Proposal for fixing dchar ranges

Wed Mar 19 15:40:08 PDT 2014

Am Thu, 20 Mar 2014 01:55:08 +0400
schrieb Dmitry Olshansky <dmitry.olsh at gmail.com>:

> Well, turns out the Unicode standard ties equivalence to normalization 
> forms. In other words unless both your strings are normalized the same 
> way there is really no point in trying to compare them.
> 
> As for opaque type - we could have say String!NFC and String!NFD or 
> some-such. It would then make sure the normalization is the right one.

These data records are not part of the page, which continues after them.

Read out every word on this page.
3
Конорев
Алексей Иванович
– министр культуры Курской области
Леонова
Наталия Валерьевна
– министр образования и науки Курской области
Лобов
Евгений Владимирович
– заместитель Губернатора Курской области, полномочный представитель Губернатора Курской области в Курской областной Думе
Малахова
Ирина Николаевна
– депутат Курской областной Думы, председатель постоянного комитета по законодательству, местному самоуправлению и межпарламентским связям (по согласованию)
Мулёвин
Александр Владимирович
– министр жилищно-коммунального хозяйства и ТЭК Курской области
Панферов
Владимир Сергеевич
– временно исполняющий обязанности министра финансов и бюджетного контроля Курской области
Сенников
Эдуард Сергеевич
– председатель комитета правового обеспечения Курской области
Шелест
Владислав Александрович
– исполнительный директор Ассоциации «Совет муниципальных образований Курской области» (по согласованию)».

And I thought of going the slow route where normalized and
unnormalized strings can coexist and be compared. No NFD or
NFC, just UTF8 strings.

Pros:
+ Learning about normalization isn't needed to use strings
  correctly. And few people do that.
+ Strings don't need to be normalized. Every modification to
  data is bad, e.g. when said string is fed back to the
  source. Think about a file name on a file system where a
  different normalization is a different file.

Cons:
- Comparisons for already normalized strings are unnecessarily
  slow. Maybe the normalization form (NFC, NFD, mixed) could be
  stored alongside the string.

> Cool, consider yourself enlisted :)
> I reckon word and line breaking algorithms are piece of cake compared to 
> UCA. Given the power toys of CodepointSet and toTrie it shouldn't be 
> that hard to come up with prototype. Then we just move precomputed 
> versions of related tries to std/internal/ and that's it, ready for 
> public consumption.

Would a typical use case be to find the previous/next boundary
given a code unit index? E.g. the cursor sits on a word and
you want to jump to the start or end of it. Just iterating the
words and lines might not be too useful.

> >> D (or any library for that matter) won't ever have all possible
> >> tinkering that Unicode standard permits. So I expect D to be "done" with
> >> Unicode one day simply by reaching a point of having all universally
> >> applicable stuff (and stated defaults) plus having a toolbox to craft
> >> your own versions of algorithms. This is the goal of new std.uni.
> >
> > Sorting strings is a very basic feature, but as I learned now
> > also highly complex.  I expected some kind of tables for
> > download that would suffice, but the rules are pretty detailed.
> > E.g. in German phonebook order, ä/ö/ü has the same order as
> > ae/oe/ue.
> 
> This is tailoring, an awful thing that makes cultural differences what 
> they are in Unicode ;)
> 
> What we need first and furthermost DUCET based version (default Unicode 
> collation element tables).

Of course.

-- 
Marco